Tetracyclines (TCs) are an important class of antibiotics threatened by enzymatic inactivation. These tetracycline-inactivating enzymes, also known as tetracycline destructases (TDases), are a subfamily of class A flavin monooxygenases (FMOs) that catalyze hydroxyl group transfer and oxygen insertion (Baeyer-Villiger type) reactions on TC substrate scaffolds. Semisynthetic modification of TCs (e.g., tigecycline, omadacycline, eravacycline, and sarecycline) has proven effective in evading certain resistance mechanisms, such as ribosomal protection and efflux, but does not protect against TDase-mediated resistance. Here, we report the design, synthesis, and evaluation of a new series of 22 semisynthetic TDase inhibitors that explore D-ring substitution of anhydrotetracycline (aTC) including 14 C10-benzoate ester and eight C9-benzamides. Overall, the C10-benzoate esters displayed enhanced bioactivity and water solubility compared to the corresponding C9-benzamides featuring the same heterocyclic aryl side chains. The C10-benzoate ester derivatives of aTC were prepared in a high-yield one-step synthesis without the need for protecting groups. The C10-esters are water-soluble, stable toward hydrolysis, and display dose-dependent rescue of tetracycline antibiotic activity in E. coli expressing two types of tetracycline destructases, represented by TetX7 (Type 1) and Tet50 (Type 2). The best inhibitors recovered tetracycline antibiotic activity at concentrations as low as 2 μM, producing synergistic scores <0.5 in the fractional inhibitory concentration index (FICI) against TDase-expressing strains of E. coli and clinical P. aeruginosa. The C10-benzoate ester derivatives of aTC reported here are promising new leads for the development of tetracycline drug combination therapies to overcome TDase-mediated antibiotic resistance.

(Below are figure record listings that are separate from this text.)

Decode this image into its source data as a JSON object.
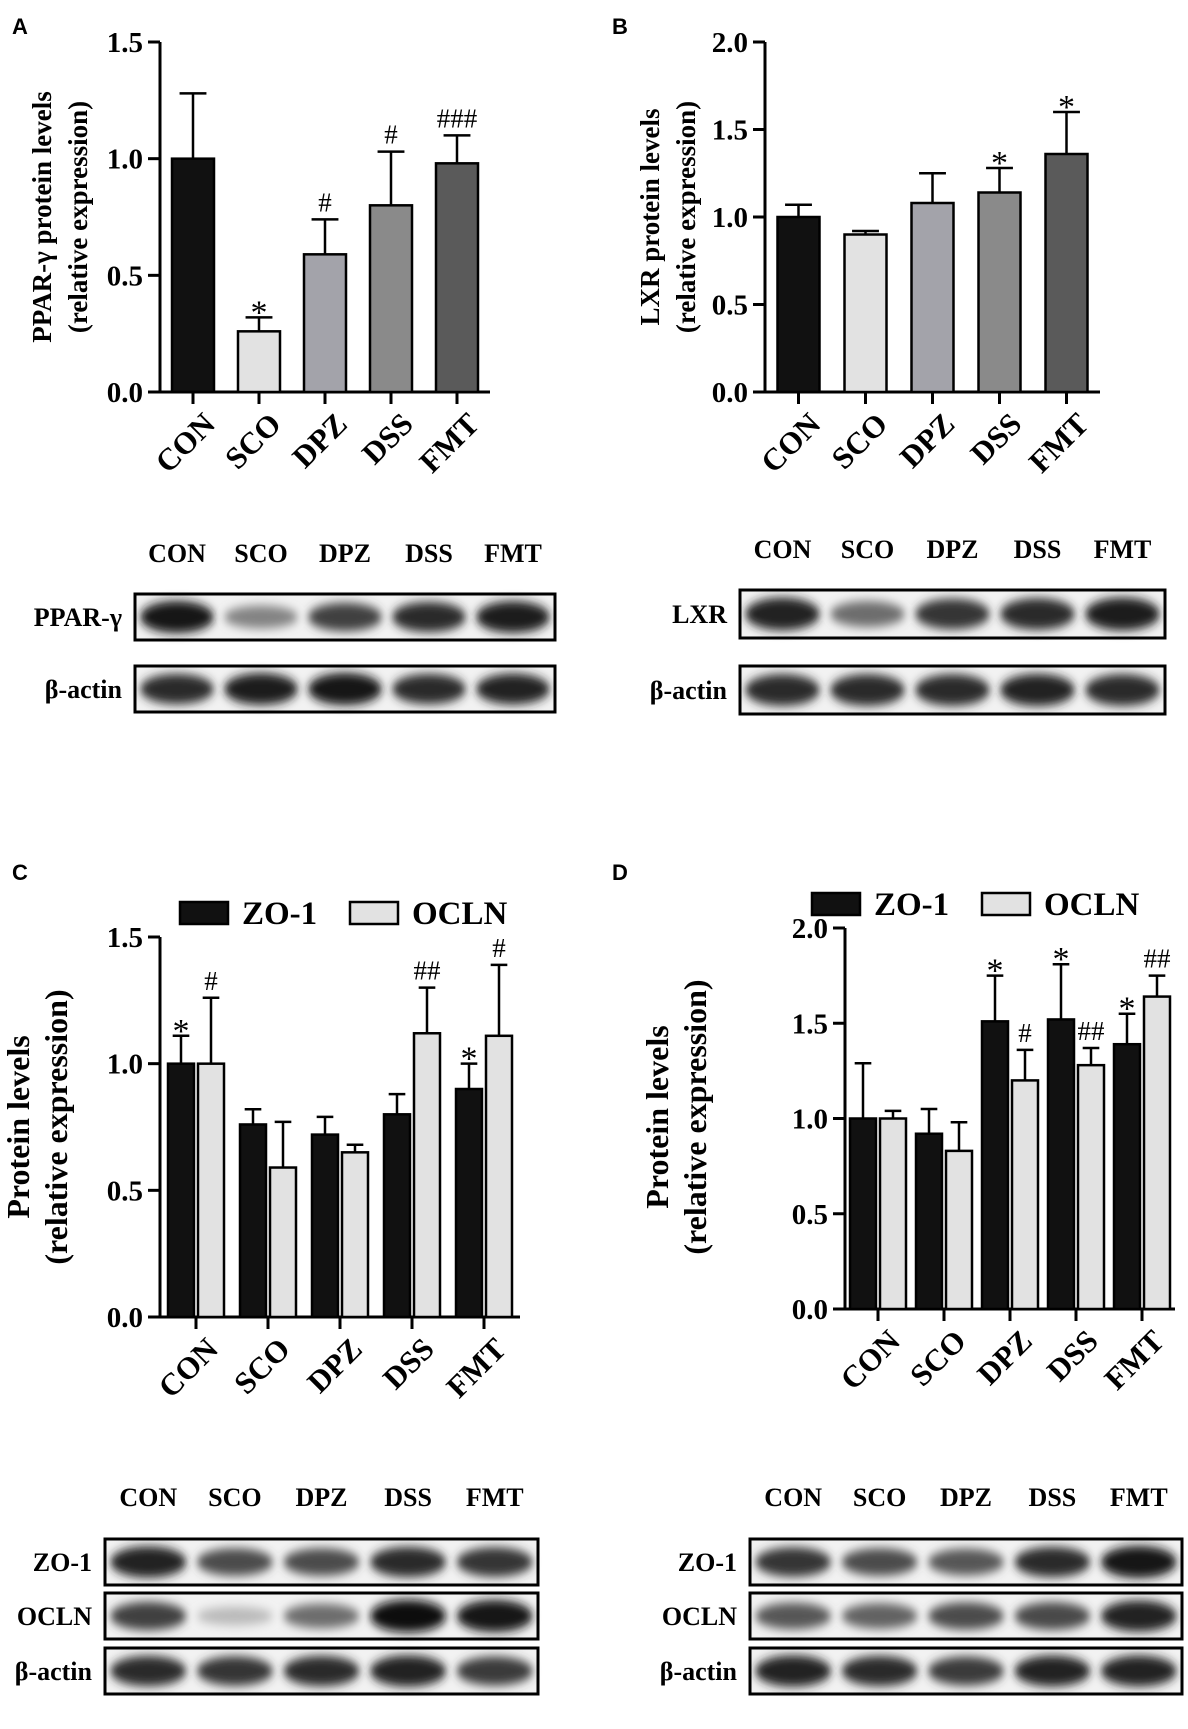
{
  "panels": [
    {
      "letter": "A",
      "chart_data": {
        "type": "bar",
        "title": "",
        "ylabel_lines": [
          "PPAR-γ protein levels",
          "(relative expression)"
        ],
        "xlabel": "",
        "categories": [
          "CON",
          "SCO",
          "DPZ",
          "DSS",
          "FMT"
        ],
        "series": [
          {
            "values": [
              1.0,
              0.26,
              0.59,
              0.8,
              0.98
            ],
            "errors": [
              0.28,
              0.06,
              0.15,
              0.23,
              0.12
            ],
            "fills": [
              "#111111",
              "#e2e2e2",
              "#a3a3aa",
              "#8a8a8a",
              "#5a5a5a"
            ],
            "annotations": [
              "",
              "*",
              "#",
              "#",
              "###"
            ]
          }
        ],
        "ylim": [
          0,
          1.5
        ],
        "yticks": [
          0.0,
          0.5,
          1.0,
          1.5
        ],
        "ytick_labels": [
          "0.0",
          "0.5",
          "1.0",
          "1.5"
        ],
        "grid": false,
        "legend": null
      },
      "blot": {
        "lanes": [
          "CON",
          "SCO",
          "DPZ",
          "DSS",
          "FMT"
        ],
        "rows": [
          {
            "label": "PPAR-γ",
            "intensity": [
              0.95,
              0.45,
              0.75,
              0.85,
              0.92
            ]
          },
          {
            "label": "β-actin",
            "intensity": [
              0.85,
              0.92,
              0.95,
              0.85,
              0.88
            ]
          }
        ]
      }
    },
    {
      "letter": "B",
      "chart_data": {
        "type": "bar",
        "title": "",
        "ylabel_lines": [
          "LXR protein levels",
          "(relative expression)"
        ],
        "xlabel": "",
        "categories": [
          "CON",
          "SCO",
          "DPZ",
          "DSS",
          "FMT"
        ],
        "series": [
          {
            "values": [
              1.0,
              0.9,
              1.08,
              1.14,
              1.36
            ],
            "errors": [
              0.07,
              0.02,
              0.17,
              0.14,
              0.24
            ],
            "fills": [
              "#111111",
              "#e2e2e2",
              "#a3a3aa",
              "#8a8a8a",
              "#5a5a5a"
            ],
            "annotations": [
              "",
              "",
              "",
              "*",
              "*"
            ]
          }
        ],
        "ylim": [
          0,
          2.0
        ],
        "yticks": [
          0.0,
          0.5,
          1.0,
          1.5,
          2.0
        ],
        "ytick_labels": [
          "0.0",
          "0.5",
          "1.0",
          "1.5",
          "2.0"
        ],
        "grid": false,
        "legend": null
      },
      "blot": {
        "lanes": [
          "CON",
          "SCO",
          "DPZ",
          "DSS",
          "FMT"
        ],
        "rows": [
          {
            "label": "LXR",
            "intensity": [
              0.9,
              0.55,
              0.8,
              0.85,
              0.92
            ]
          },
          {
            "label": "β-actin",
            "intensity": [
              0.85,
              0.85,
              0.85,
              0.88,
              0.85
            ]
          }
        ]
      }
    },
    {
      "letter": "C",
      "chart_data": {
        "type": "bar",
        "title": "",
        "ylabel_lines": [
          "Protein levels",
          "(relative expression)"
        ],
        "xlabel": "",
        "categories": [
          "CON",
          "SCO",
          "DPZ",
          "DSS",
          "FMT"
        ],
        "series": [
          {
            "name": "ZO-1",
            "fill": "#111111",
            "values": [
              1.0,
              0.76,
              0.72,
              0.8,
              0.9
            ],
            "errors": [
              0.11,
              0.06,
              0.07,
              0.08,
              0.1
            ],
            "annotations": [
              "*",
              "",
              "",
              "",
              "*"
            ]
          },
          {
            "name": "OCLN",
            "fill": "#e2e2e2",
            "values": [
              1.0,
              0.59,
              0.65,
              1.12,
              1.11
            ],
            "errors": [
              0.26,
              0.18,
              0.03,
              0.18,
              0.28
            ],
            "annotations": [
              "#",
              "",
              "",
              "##",
              "#"
            ]
          }
        ],
        "ylim": [
          0,
          1.5
        ],
        "yticks": [
          0.0,
          0.5,
          1.0,
          1.5
        ],
        "ytick_labels": [
          "0.0",
          "0.5",
          "1.0",
          "1.5"
        ],
        "grid": false,
        "legend": "top"
      },
      "blot": {
        "lanes": [
          "CON",
          "SCO",
          "DPZ",
          "DSS",
          "FMT"
        ],
        "rows": [
          {
            "label": "ZO-1",
            "intensity": [
              0.9,
              0.7,
              0.7,
              0.85,
              0.8
            ]
          },
          {
            "label": "OCLN",
            "intensity": [
              0.75,
              0.2,
              0.55,
              0.98,
              0.95
            ]
          },
          {
            "label": "β-actin",
            "intensity": [
              0.85,
              0.8,
              0.85,
              0.9,
              0.78
            ]
          }
        ]
      }
    },
    {
      "letter": "D",
      "chart_data": {
        "type": "bar",
        "title": "",
        "ylabel_lines": [
          "Protein levels",
          "(relative expression)"
        ],
        "xlabel": "",
        "categories": [
          "CON",
          "SCO",
          "DPZ",
          "DSS",
          "FMT"
        ],
        "series": [
          {
            "name": "ZO-1",
            "fill": "#111111",
            "values": [
              1.0,
              0.92,
              1.51,
              1.52,
              1.39
            ],
            "errors": [
              0.29,
              0.13,
              0.24,
              0.29,
              0.16
            ],
            "annotations": [
              "",
              "",
              "*",
              "*",
              "*"
            ]
          },
          {
            "name": "OCLN",
            "fill": "#e2e2e2",
            "values": [
              1.0,
              0.83,
              1.2,
              1.28,
              1.64
            ],
            "errors": [
              0.04,
              0.15,
              0.16,
              0.09,
              0.11
            ],
            "annotations": [
              "",
              "",
              "#",
              "##",
              "##"
            ]
          }
        ],
        "ylim": [
          0,
          2.0
        ],
        "yticks": [
          0.0,
          0.5,
          1.0,
          1.5,
          2.0
        ],
        "ytick_labels": [
          "0.0",
          "0.5",
          "1.0",
          "1.5",
          "2.0"
        ],
        "grid": false,
        "legend": "top"
      },
      "blot": {
        "lanes": [
          "CON",
          "SCO",
          "DPZ",
          "DSS",
          "FMT"
        ],
        "rows": [
          {
            "label": "ZO-1",
            "intensity": [
              0.8,
              0.7,
              0.65,
              0.85,
              0.95
            ]
          },
          {
            "label": "OCLN",
            "intensity": [
              0.65,
              0.6,
              0.7,
              0.72,
              0.9
            ]
          },
          {
            "label": "β-actin",
            "intensity": [
              0.9,
              0.85,
              0.78,
              0.88,
              0.88
            ]
          }
        ]
      }
    }
  ]
}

The tetracycline resistome is shaped by selection for specific resistance mechanisms by each antibiotic generation

The history of clinical resistance to tetracycline antibiotics is characterized by cycles whereby the deployment of a new generation of drug molecules is quickly followed by the discovery of a new mechanism of resistance. This suggests mechanism-specific selection by each tetracycline generation; however, the evolutionary dynamics of this remain unclear. Here, we evaluate 24 recombinant Escherichia coli strains expressing tetracycline resistance genes from each mechanism (efflux pumps, ribosomal protection proteins, and enzymatic inactivation) in the context of each tetracycline generation. We employ a high-throughput barcode sequencing protocol that can discriminate between strains in mixed culture and quantify their relative abundances. We find that each mechanism is preferentially selected for by specific antibiotic generations, leading to their expansion. Remarkably, the minimum inhibitory concentration associated with individual genes is secondary to resistance mechanism for inter-mechanism relative fitness, but it does explain intra-mechanism relative fitness. These patterns match the history of clinical deployment of tetracycline drugs and resistance discovery in pathogens.